April 29, 2014
“DN Aidit itu fasih membaca al-Quran. Ayahnya, pendiri Nurul Islam di Belitung,” kata pegiat sejarah, Yunanto Adi S.
Yunantyo Adi S (kaos putih) berbicara dalam diskusi Aidit dan Soal Agama di Kantor eLSA
[Semarang –elsaonline.com] Sosok
tokoh Partai Komunis Indoneisa (PKI), Dipa Nusantara (DN) Aidit agaknya
menarik untuk diulas. Banyak kalangan menilai Aidit adalah antek PKI
yang tak beragama, berperilaku buruk dan berkelakuan tidak baik lainnya.
Sebagian keburukan ditimpakan kepada ketua PKI ini. Apakah benar
demikian? Mari kita ulas satu persatu.
Yunanto Adi S, seorang pegiat
sejarah di Kota Semarang mengatakan Aidit adalah orang yang religius. Ia
anak dari seorang tokoh agama dan intens belajar agama. Meski pada sisi
lainnya, dia belajar karya-karya monumental paham marxisme, Das
Capital.
Banyak saksi mengatakan, Aidit
kecil belajar di Batavia ketika menginjak bangku sekolah lanjut. Ada
juga yang bilang, Aidit sejak kecil sudah belajar Marxisme, bahkan
semenjak di kampung halamannya, Bangka Belitung.
Menurut YAS, sapaan akrab
Yunantyo, yang membaca berbagai literatur, Aidit menikah dengan Tanti,
anak Kyai Dasuki di Solo.

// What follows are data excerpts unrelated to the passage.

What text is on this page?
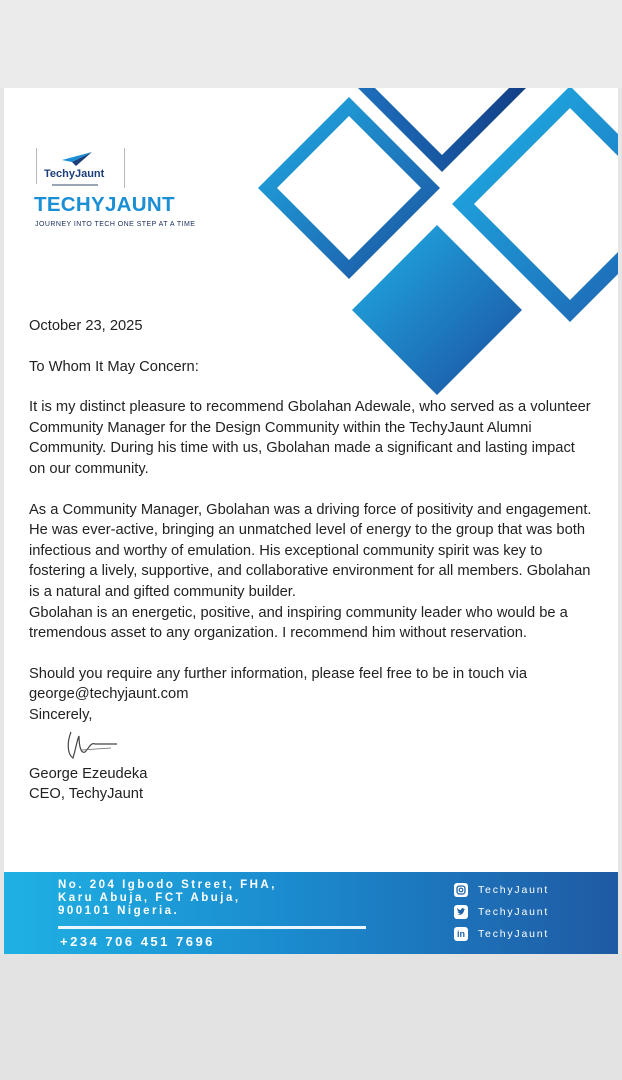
TechyJaunt
TECHYJAUNT
JOURNEY INTO TECH ONE STEP AT A TIME

October 23, 2025

To Whom It May Concern:

It is my distinct pleasure to recommend Gbolahan Adewale, who served as a volunteer Community Manager for the Design Community within the TechyJaunt Alumni Community. During his time with us, Gbolahan made a significant and lasting impact on our community.

As a Community Manager, Gbolahan was a driving force of positivity and engagement. He was ever-active, bringing an unmatched level of energy to the group that was both infectious and worthy of emulation. His exceptional community spirit was key to fostering a lively, supportive, and collaborative environment for all members. Gbolahan is a natural and gifted community builder.

Gbolahan is an energetic, positive, and inspiring community leader who would be a tremendous asset to any organization. I recommend him without reservation.

Should you require any further information, please feel free to be in touch via george@techyjaunt.com

Sincerely,

George Ezeudeka

CEO, TechyJaunt

No. 204 Igbodo Street, FHA,
Karu Abuja, FCT Abuja,
900101 Nigeria.
+234 706 451 7696
TechyJaunt
TechyJaunt
in TechyJaunt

Dia menikah dengan anak kyai karena pernah
khataman al-Qur’an.
“DN
Aidit itu fasih membaca al-Qur’an. Ia yang sering adzan di surau.

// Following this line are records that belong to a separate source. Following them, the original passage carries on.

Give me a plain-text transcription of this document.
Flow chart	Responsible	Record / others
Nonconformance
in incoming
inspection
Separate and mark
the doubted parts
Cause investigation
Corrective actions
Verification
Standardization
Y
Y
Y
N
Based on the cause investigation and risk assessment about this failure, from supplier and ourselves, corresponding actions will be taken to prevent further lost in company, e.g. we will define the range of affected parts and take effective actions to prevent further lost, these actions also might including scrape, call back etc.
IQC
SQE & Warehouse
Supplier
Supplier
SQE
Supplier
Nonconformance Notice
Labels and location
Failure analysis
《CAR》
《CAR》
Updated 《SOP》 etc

Ayahnya, pendiri Nurul Islam di Belitung,” kata Yunanto Adi S, dalam
diskusi di Kantor Lembaga Studi Sosial dan Agama Semarang, Senin (28/4)
malam.
Diskusi yang semula digelar di
pelataran kantor itu mendadak digeser ke dalam kantor. Sebabnya, pada
sekira pukul 10.00 WIB, ada ujian hujan. Tak mau diskusi terlantar,
diskusi akhirnya dipindah di ruang tamu kantor eLSA.
Dikatakan YAS, setelah Aidit
belajar agama di kampung halaman, di tempat Amir Syarifudin melalui
payung Gerindo, Dia dibesarkan. Bahkan, saat kependudukan Jepang di bumi
nusantara, peran Amir sangat hebat. Dia merasa kagum dan bergabung
dengan tokoh pejuang ini.
Setelah berhasil menguasai PKI
dari golongan tua, Aidit yang sudah menginjak dewasa mulai membesarkan
partai. Dia bilang PKI akan besar jika diletakkan dibawah Soekarno.
Menurut redaktur Suara Merdeka
ini, Aidit belajar Marxisme ala Indonesia dari Soekarno. Padahal, sesuai
anjuran dari penguasa Marxisme, Lenin, PKI tidak boleh besar. Lenin
menyarankan agar bala tentara PKI yang diperkuat.
Di bawah kendalinya, PKI
kemudian diubahnya dengan mengorganisir para petani. Hal ini berbeda,
jika dulu hanya buruh yang diorganisir.
“Aidit tak mau meniru Muso
dengan konsep desa mengepung kota. Jalan Muso mengajarkan Aidit bahwa
biarkan ideologi ada, tapi lakukan secara frontal,” tambahnya.
Soal isu anti agama terhadap PKI muncul lewat konflik landreform.
Sebelum isu itu muncul ke publik, Aidit besar berhasil menangkisnya.
Namun, kondisi berubah ketika ada yang bilang melawan PKI sama saja
dengan melawan seorang kafir.
“Padahal PKI itu juga juga banyak muslim. Di PKI itu, ada sejenis ICMI, Muslim Komunis. Hasan Raid ada disitu’’,” tutunya lagi.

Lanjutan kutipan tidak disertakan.